The same man that had been the spokesperson during their first encounter appeared to be in charge once again.  As Stephen cautiously brought the truck up to the roadblock, the spokesperson recognized them and smiled.   He signaled to the rest of his men to lower their rifles.

The men must have recognized Fish and the Alexanders as well, because they immediately pushed the two cars off the road for them to pass.  But Stephen did not drive forward as they had anticipated.  Instead, he opened the truck’s door and got out of the vehicle.  Fish also climbed out of the truck and joined Stephen on the road.

“You’re back,” the spokesperson said.

“We are,” Stephen said.

The spokesperson looked at the two men and asked with a curious grin, “Social visit?”
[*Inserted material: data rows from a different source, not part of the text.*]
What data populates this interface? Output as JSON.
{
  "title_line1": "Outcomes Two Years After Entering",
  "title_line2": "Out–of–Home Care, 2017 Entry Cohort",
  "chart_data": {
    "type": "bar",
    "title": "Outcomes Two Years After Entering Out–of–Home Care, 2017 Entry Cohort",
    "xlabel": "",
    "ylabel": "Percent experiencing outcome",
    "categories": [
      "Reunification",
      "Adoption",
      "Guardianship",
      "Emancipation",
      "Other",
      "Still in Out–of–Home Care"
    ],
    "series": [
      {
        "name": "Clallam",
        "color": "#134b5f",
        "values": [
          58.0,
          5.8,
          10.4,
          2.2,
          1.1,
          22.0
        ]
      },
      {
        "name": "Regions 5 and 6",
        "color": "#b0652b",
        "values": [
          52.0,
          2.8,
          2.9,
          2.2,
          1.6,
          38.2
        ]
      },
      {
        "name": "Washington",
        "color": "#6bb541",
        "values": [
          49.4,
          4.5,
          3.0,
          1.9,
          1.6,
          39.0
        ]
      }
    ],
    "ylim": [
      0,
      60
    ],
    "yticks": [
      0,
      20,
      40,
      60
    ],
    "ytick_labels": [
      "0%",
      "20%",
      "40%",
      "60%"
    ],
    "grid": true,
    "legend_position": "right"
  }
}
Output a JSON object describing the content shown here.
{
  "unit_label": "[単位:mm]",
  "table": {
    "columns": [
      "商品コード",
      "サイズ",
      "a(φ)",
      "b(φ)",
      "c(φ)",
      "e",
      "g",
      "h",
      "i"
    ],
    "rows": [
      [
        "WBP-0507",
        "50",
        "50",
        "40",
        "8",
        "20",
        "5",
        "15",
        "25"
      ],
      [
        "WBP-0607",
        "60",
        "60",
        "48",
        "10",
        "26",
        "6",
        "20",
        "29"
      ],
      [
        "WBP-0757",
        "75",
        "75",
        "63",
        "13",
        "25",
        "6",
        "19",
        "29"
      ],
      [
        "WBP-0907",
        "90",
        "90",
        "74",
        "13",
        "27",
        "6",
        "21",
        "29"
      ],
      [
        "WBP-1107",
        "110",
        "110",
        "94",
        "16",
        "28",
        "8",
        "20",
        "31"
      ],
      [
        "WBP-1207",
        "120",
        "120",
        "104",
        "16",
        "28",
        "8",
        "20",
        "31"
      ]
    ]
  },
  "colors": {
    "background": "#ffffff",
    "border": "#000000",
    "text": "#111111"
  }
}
“Not exactly,” Stephen started to explain as he watched Fish shake hands with all the delighted men that had formerly aimed rifles at them. “We were wondering if you had any vacancies left down in the campground.”

“Hmm,” the spokesperson began, “we’re pretty selective about who stays here with us, ya know?”

“I can understand that,” Stephen said and nodded.  Fish had finished up shaking hands with the other men and moved to the spokesperson with his hand outstretched.

“Aw, c’mon dude!  You
you want us to stay here!” Fish blurted, grinning, as he shook the spokesperson’s hand.

Stephen added, “We’re willing to earn our keep.  We also have some serious firepower to supplement your operations here on the bridge.”

“Operations?!” the spokesperson exclaimed as he raised an eyebrow and laughed. “You guys are military, eh?”

?” Stephen asked, confused.  He had assumed that the man was military, judging from his conduct and leadership during their first encounter.

“You might laugh at this, but I’m actually a writer,” the spokesperson declared. “My name is Jason.  Jason Oxnard.”  Jason had yet to shake hands with Stephen and reached out to him.

“Stephen Alexander.”

“Nice to meet you, Stephen.  Or is it Steve?” Jason asked.

“Just Stephen.  This guy likes to call me Stevo, though,” Stephen laughed and thumbed his finger at Fish, who had forgotten to introduce himself to all the men.

“Oh shit, oops!  My name is Fish,” he said, sheepishly.  Fish raised his hand to all the men behind him that he had forgotten to introduce himself to while shaking hands.  The six men called out their names, quickly, one by one, as if Fish was actually going to remember all of them.